The complete report, NMC Horizon Report: 2016 Higher Education Edition, is available under a Creative Commons license and may be freely downloaded from NMC's site. Additional details, including work not published in the final report, can be accessed on the Horizon Report wiki.

6 Major Trends in Education Technology

The NMC Horizon Report: 2016 Higher Education Edition identified six trends that are likely to affect colleges and universities within the next decade in terms of how they adopt technology: two in the near term (trends whose impact will be felt in the next one or two years); two in the mid-term (three to five years out); and two in the long term (more than five years away).

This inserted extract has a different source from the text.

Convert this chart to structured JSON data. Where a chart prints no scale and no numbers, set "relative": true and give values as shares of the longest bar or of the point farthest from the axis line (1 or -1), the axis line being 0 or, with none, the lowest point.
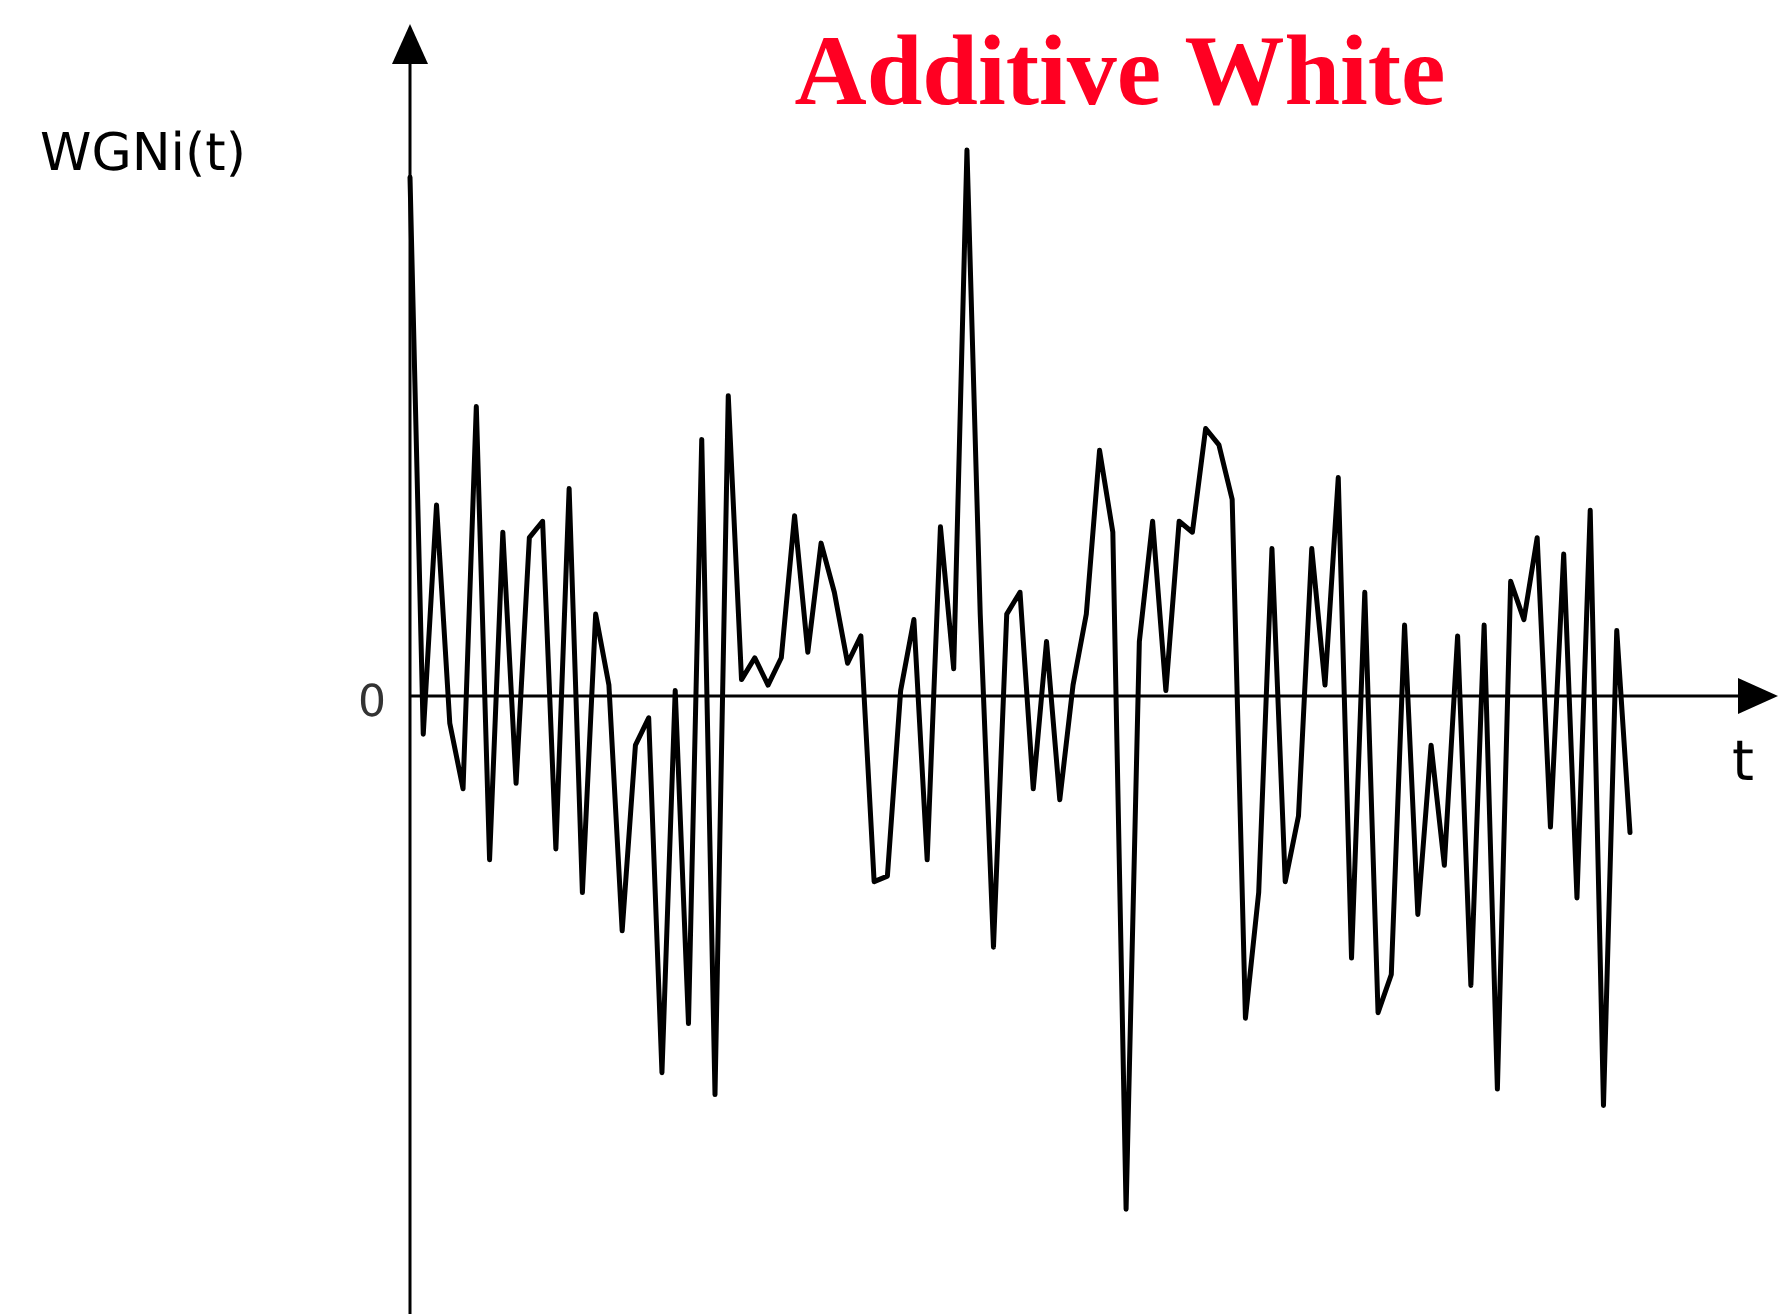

  1. Growing Focus on Measuring Learning (near term): There's a renewed focus on assessment, and with it comes the need for institutions and policymakers to craft policies that will protect student privacy while at the same time capturing data that can be used to help improve outcomes.
  2. Increasing Use of Blended Learning Designs (near term): Blended learning is increasingly seen as an effective way to deliver instruction. "Supportive institutional policy can foster the creation of successful blended courses," the researchers noted. "Advancing blended learning requires the promotion of scalable innovative course designs."
  3. Redesigning Learning Spaces (mid-term): New forms of teaching may "necessitate new classroom configurations. More universities are helping to facilitate emerging pedagogies and strategies, such as the flipped classroom, by rearranging learning environments to accommodate more active learning."
  4. The Shift to Deeper Learning Approaches (mid-term): Encouraging active learning inside and outside the classroom can lead to deeper learning in which students are able to make critical connections between subject matter and the real world.
  5. Advancing Cultures of Innovation (long term): According to the researchers, "There is a growing consensus among many higher education thought leaders that institutional leadership and curricula could benefit from adopting agile startup models. Educators are working to develop new approaches and programs based on these models that stimulate top-down change and can be implemented across a broad range of institutional settings."
  6. Rethinking How Institutions Work (long term): Related to one of the "wicked challenges" facing education, "Changes in higher education are upending the traditional notion of the university and transforming the paradigm for how post-secondary learning works. These developments are being fueled by a growing body of research that highlights the disconnect between the demands of the 21st-century economy and what college graduates are prepared to do when they leave academia."